The weekly U.S. jobless claims report shows that 11 million people are on a new federal aid program geared toward the self-employed, accounting for more than a third of total claims across the country.

But that figure — cited by economists alongside traditional claims in regular state programs as helping provide a more complete picture of unemployment — likely overstates the true count. In some cases, by a lot.

Eight states and Puerto Rico have reported Pandemic Unemployment Assistance claims higher than those for regular state programs, according to figures released Thursday. On the surface, this suggests there are many more self-employed and gig workers losing their jobs.

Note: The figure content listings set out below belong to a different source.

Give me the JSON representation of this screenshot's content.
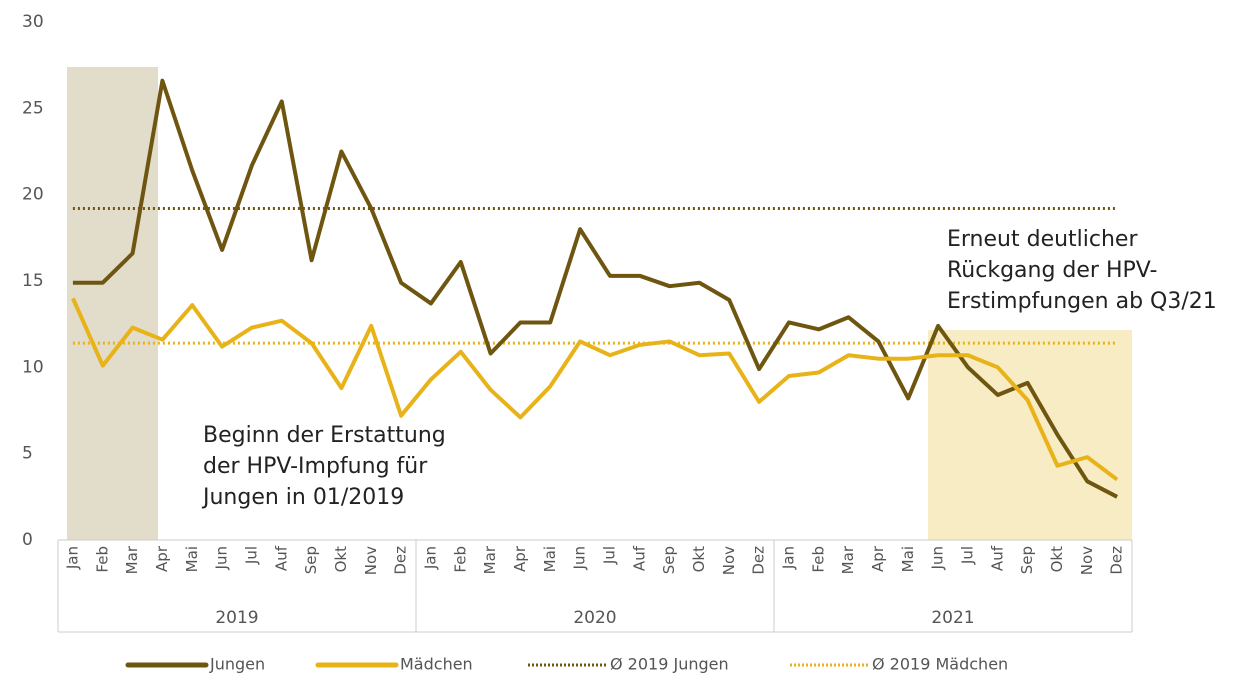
{
  "chart_data": {
    "type": "line",
    "categories": [
      "Jan",
      "Feb",
      "Mar",
      "Apr",
      "Mai",
      "Jun",
      "Jul",
      "Auf",
      "Sep",
      "Okt",
      "Nov",
      "Dez",
      "Jan",
      "Feb",
      "Mar",
      "Apr",
      "Mai",
      "Jun",
      "Jul",
      "Auf",
      "Sep",
      "Okt",
      "Nov",
      "Dez",
      "Jan",
      "Feb",
      "Mar",
      "Apr",
      "Mai",
      "Jun",
      "Jul",
      "Auf",
      "Sep",
      "Okt",
      "Nov",
      "Dez"
    ],
    "years": [
      "2019",
      "2020",
      "2021"
    ],
    "series": [
      {
        "name": "Jungen",
        "color": "#6e5610",
        "values": [
          14.9,
          14.9,
          16.6,
          26.6,
          21.4,
          16.8,
          21.7,
          25.4,
          16.2,
          22.5,
          19.2,
          14.9,
          13.7,
          16.1,
          10.8,
          12.6,
          12.6,
          18.0,
          15.3,
          15.3,
          14.7,
          14.9,
          13.9,
          9.9,
          12.6,
          12.2,
          12.9,
          11.5,
          8.2,
          12.4,
          10.0,
          8.4,
          9.1,
          6.1,
          3.4,
          2.5
        ]
      },
      {
        "name": "Mädchen",
        "color": "#e8b219",
        "values": [
          14.0,
          10.1,
          12.3,
          11.6,
          13.6,
          11.2,
          12.3,
          12.7,
          11.4,
          8.8,
          12.4,
          7.2,
          9.3,
          10.9,
          8.7,
          7.1,
          8.9,
          11.5,
          10.7,
          11.3,
          11.5,
          10.7,
          10.8,
          8.0,
          9.5,
          9.7,
          10.7,
          10.5,
          10.5,
          10.7,
          10.7,
          10.0,
          8.1,
          4.3,
          4.8,
          3.5
        ]
      }
    ],
    "reference_lines": [
      {
        "name": "Ø 2019 Jungen",
        "color": "#6e5610",
        "value": 19.2
      },
      {
        "name": "Ø 2019 Mädchen",
        "color": "#e8b219",
        "value": 11.4
      }
    ],
    "annotations": [
      [
        "Beginn der Erstattung",
        "der HPV-Impfung für",
        "Jungen in 01/2019"
      ],
      [
        "Erneut deutlicher",
        "Rückgang der HPV-",
        "Erstimpfungen ab Q3/21"
      ]
    ],
    "ylim": [
      0,
      30
    ],
    "yticks": [
      0,
      5,
      10,
      15,
      20,
      25,
      30
    ]
  }
}
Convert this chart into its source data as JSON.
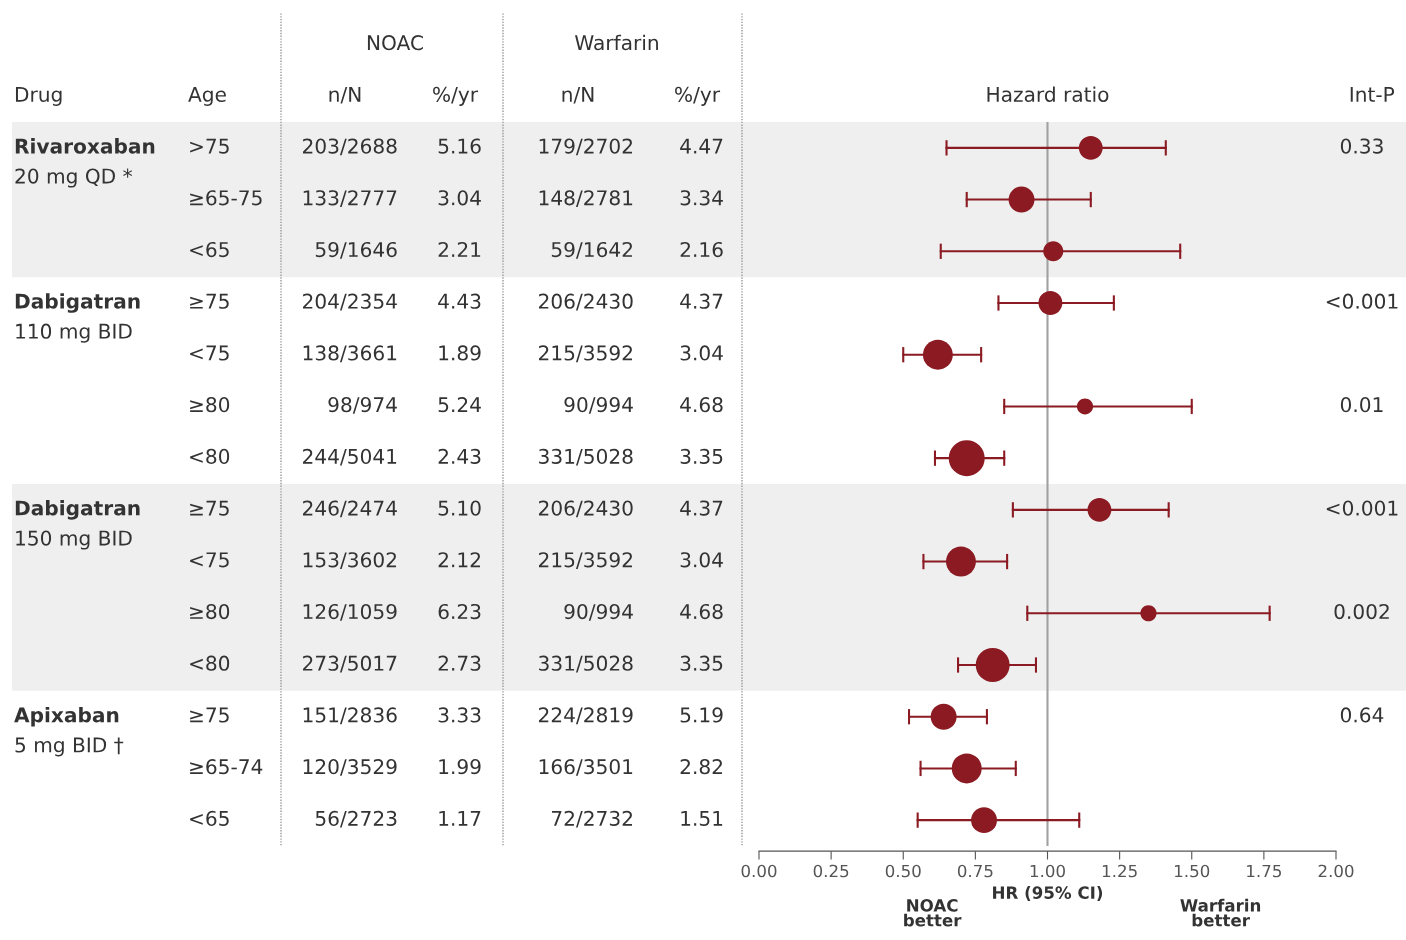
{
  "chart_data": [
    {
      "type": "other",
      "categories": [
        "Drug",
        "Age",
        "n/N",
        "%/yr",
        "n/N",
        "%/yr"
      ],
      "annotations": [
        "NOAC",
        "Warfarin"
      ],
      "cell_labels": [
        [
          "Rivaroxaban\n20 mg QD *",
          ">75",
          "203/2688",
          "5.16",
          "179/2702",
          "4.47"
        ],
        [
          null,
          "≥65-75",
          "133/2777",
          "3.04",
          "148/2781",
          "3.34"
        ],
        [
          null,
          "<65",
          "59/1646",
          "2.21",
          "59/1642",
          "2.16"
        ],
        [
          "Dabigatran\n110 mg BID",
          "≥75",
          "204/2354",
          "4.43",
          "206/2430",
          "4.37"
        ],
        [
          null,
          "<75",
          "138/3661",
          "1.89",
          "215/3592",
          "3.04"
        ],
        [
          null,
          "≥80",
          "98/974",
          "5.24",
          "90/994",
          "4.68"
        ],
        [
          null,
          "<80",
          "244/5041",
          "2.43",
          "331/5028",
          "3.35"
        ],
        [
          "Dabigatran\n150 mg BID",
          "≥75",
          "246/2474",
          "5.10",
          "206/2430",
          "4.37"
        ],
        [
          null,
          "<75",
          "153/3602",
          "2.12",
          "215/3592",
          "3.04"
        ],
        [
          null,
          "≥80",
          "126/1059",
          "6.23",
          "90/994",
          "4.68"
        ],
        [
          null,
          "<80",
          "273/5017",
          "2.73",
          "331/5028",
          "3.35"
        ],
        [
          "Apixaban\n5 mg BID †",
          "≥75",
          "151/2836",
          "3.33",
          "224/2819",
          "5.19"
        ],
        [
          null,
          "≥65-74",
          "120/3529",
          "1.99",
          "166/3501",
          "2.82"
        ],
        [
          null,
          "<65",
          "56/2723",
          "1.17",
          "72/2732",
          "1.51"
        ]
      ]
    },
    {
      "type": "bubble",
      "orientation": "horizontal",
      "title": "Hazard ratio",
      "xlabel": "HR (95% CI)",
      "y2label": "Int-P",
      "categories": [
        null,
        null,
        null,
        null,
        null,
        null,
        null,
        null,
        null,
        null,
        null,
        null,
        null,
        null
      ],
      "values": [
        1.15,
        0.91,
        1.02,
        1.01,
        0.62,
        1.13,
        0.72,
        1.18,
        0.7,
        1.35,
        0.81,
        0.64,
        0.72,
        0.78
      ],
      "errors": [
        [
          0.65,
          1.41
        ],
        [
          0.72,
          1.15
        ],
        [
          0.63,
          1.46
        ],
        [
          0.83,
          1.23
        ],
        [
          0.5,
          0.77
        ],
        [
          0.85,
          1.5
        ],
        [
          0.61,
          0.85
        ],
        [
          0.88,
          1.42
        ],
        [
          0.57,
          0.86
        ],
        [
          0.93,
          1.77
        ],
        [
          0.69,
          0.96
        ],
        [
          0.52,
          0.79
        ],
        [
          0.56,
          0.89
        ],
        [
          0.55,
          1.11
        ]
      ],
      "sizes": [
        0.44,
        0.52,
        0.31,
        0.44,
        0.69,
        0.2,
        1,
        0.44,
        0.69,
        0.2,
        0.89,
        0.52,
        0.69,
        0.52
      ],
      "color": "#8b1a22",
      "y2_categories": [
        "0.33",
        null,
        null,
        "<0.001",
        null,
        "0.01",
        null,
        "<0.001",
        null,
        "0.002",
        null,
        "0.64",
        null,
        null
      ],
      "xlim": [
        0,
        2
      ],
      "xticks": [
        {
          "value": 0,
          "label": "0.00"
        },
        {
          "value": 0.25,
          "label": "0.25"
        },
        {
          "value": 0.5,
          "label": "0.50"
        },
        {
          "value": 0.75,
          "label": "0.75"
        },
        {
          "value": 1,
          "label": "1.00"
        },
        {
          "value": 1.25,
          "label": "1.25"
        },
        {
          "value": 1.5,
          "label": "1.50"
        },
        {
          "value": 1.75,
          "label": "1.75"
        },
        {
          "value": 2,
          "label": "2.00"
        }
      ],
      "ref_lines": [
        {
          "axis": "x",
          "value": 1,
          "color": "#a0a0a0"
        }
      ],
      "annotations": [
        "NOAC\nbetter",
        "Warfarin\nbetter"
      ],
      "tick_labels": "x",
      "grid": false,
      "legend": false
    }
  ]
}
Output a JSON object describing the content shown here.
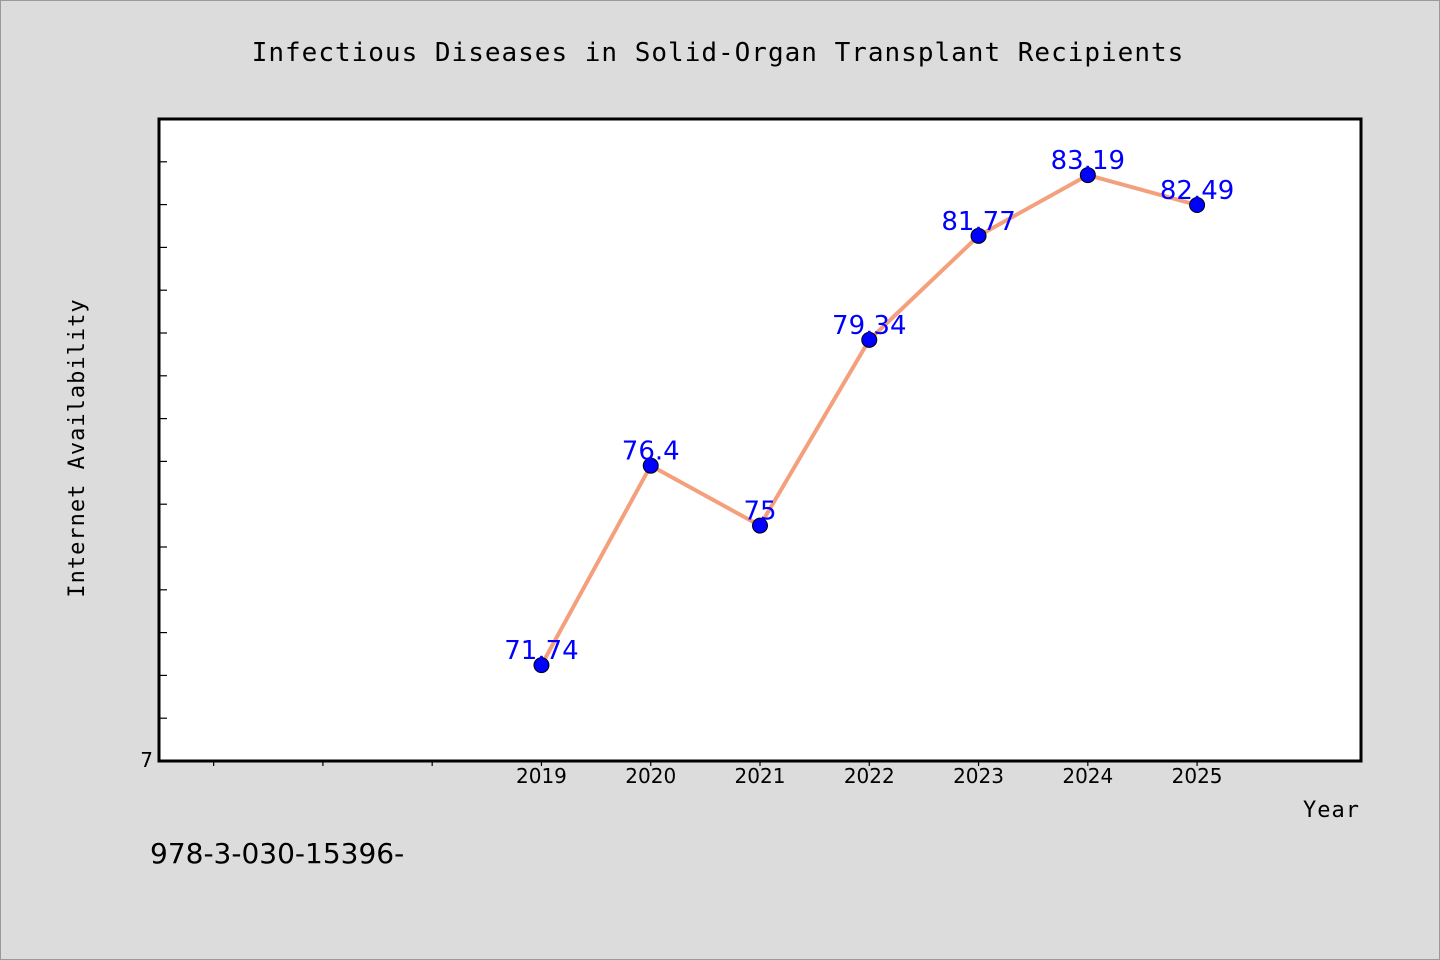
{
  "chart_data": {
    "type": "line",
    "title": "Infectious Diseases in Solid-Organ Transplant Recipients",
    "xlabel": "Year",
    "ylabel": "Internet Availability",
    "x": [
      2019,
      2020,
      2021,
      2022,
      2023,
      2024,
      2025
    ],
    "x_tick_labels": [
      "2019",
      "2020",
      "2021",
      "2022",
      "2023",
      "2024",
      "2025"
    ],
    "xlim": [
      2015.5,
      2026.5
    ],
    "y_tick_label": "7",
    "ylim": [
      69.5,
      84.5
    ],
    "series": [
      {
        "values": [
          71.74,
          76.4,
          75,
          79.34,
          81.77,
          83.19,
          82.49
        ],
        "labels": [
          "71.74",
          "76.4",
          "75",
          "79.34",
          "81.77",
          "83.19",
          "82.49"
        ]
      }
    ],
    "grid": false,
    "legend": "none",
    "colors": {
      "line": "#f4a07c",
      "marker": "#0000ff",
      "data_label": "#0000ff",
      "plot_background": "#ffffff",
      "page_background": "#dcdcdc"
    }
  },
  "footer": {
    "text": "978-3-030-15396-"
  }
}
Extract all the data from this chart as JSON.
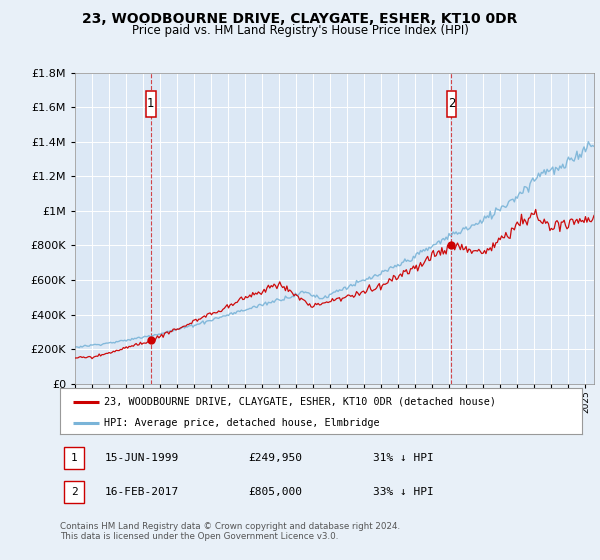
{
  "title": "23, WOODBOURNE DRIVE, CLAYGATE, ESHER, KT10 0DR",
  "subtitle": "Price paid vs. HM Land Registry's House Price Index (HPI)",
  "legend_line1": "23, WOODBOURNE DRIVE, CLAYGATE, ESHER, KT10 0DR (detached house)",
  "legend_line2": "HPI: Average price, detached house, Elmbridge",
  "annotation1_date": "15-JUN-1999",
  "annotation1_price": "£249,950",
  "annotation1_hpi": "31% ↓ HPI",
  "annotation2_date": "16-FEB-2017",
  "annotation2_price": "£805,000",
  "annotation2_hpi": "33% ↓ HPI",
  "footer": "Contains HM Land Registry data © Crown copyright and database right 2024.\nThis data is licensed under the Open Government Licence v3.0.",
  "sale1_year": 1999.46,
  "sale1_value": 249950,
  "sale2_year": 2017.12,
  "sale2_value": 805000,
  "hpi_color": "#7ab4d8",
  "price_color": "#cc0000",
  "bg_color": "#e8f0f8",
  "plot_bg": "#dce8f5",
  "ylim_max": 1800000,
  "xlim_start": 1995,
  "xlim_end": 2025.5,
  "yticks": [
    0,
    200000,
    400000,
    600000,
    800000,
    1000000,
    1200000,
    1400000,
    1600000,
    1800000
  ]
}
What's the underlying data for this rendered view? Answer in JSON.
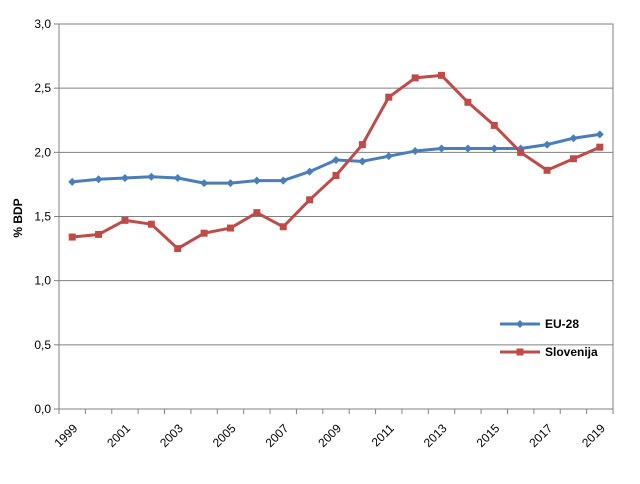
{
  "chart_data": {
    "type": "line",
    "title": "",
    "xlabel": "",
    "ylabel": "% BDP",
    "ylim": [
      0,
      3
    ],
    "y_ticks": [
      "0,0",
      "0,5",
      "1,0",
      "1,5",
      "2,0",
      "2,5",
      "3,0"
    ],
    "x": [
      "1999",
      "2000",
      "2001",
      "2002",
      "2003",
      "2004",
      "2005",
      "2006",
      "2007",
      "2008",
      "2009",
      "2010",
      "2011",
      "2012",
      "2013",
      "2014",
      "2015",
      "2016",
      "2017",
      "2018",
      "2019"
    ],
    "x_tick_labels": [
      "1999",
      "2001",
      "2003",
      "2005",
      "2007",
      "2009",
      "2011",
      "2013",
      "2015",
      "2017",
      "2019"
    ],
    "grid": true,
    "legend_position": "right",
    "series": [
      {
        "name": "EU-28",
        "color": "#4a7ebb",
        "marker": "diamond",
        "values": [
          1.77,
          1.79,
          1.8,
          1.81,
          1.8,
          1.76,
          1.76,
          1.78,
          1.78,
          1.85,
          1.94,
          1.93,
          1.97,
          2.01,
          2.03,
          2.03,
          2.03,
          2.03,
          2.06,
          2.11,
          2.14
        ]
      },
      {
        "name": "Slovenija",
        "color": "#be4b48",
        "marker": "square",
        "values": [
          1.34,
          1.36,
          1.47,
          1.44,
          1.25,
          1.37,
          1.41,
          1.53,
          1.42,
          1.63,
          1.82,
          2.06,
          2.43,
          2.58,
          2.6,
          2.39,
          2.21,
          2.0,
          1.86,
          1.95,
          2.04
        ]
      }
    ]
  }
}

In reality, states contacted by Bloomberg News explained that the totals reflect backlogged claims from prior weeks finally making their way through the system. In addition, with each retroactive week counted as a separate claim, one person can account for multiple claims in the tally.

In other words, it was a lot worse than we thought in March and April, and much better than the numbers indicate now. Or at least did at the time BLS conducted its June surveys; by now, those numbers might start showing new damage from cities and states reimposing restrictions on commerce as the COVID-19 case numbers spike upward again.

The metrics are interesting, and perhaps even entertaining. Reliable? Well, YMMV.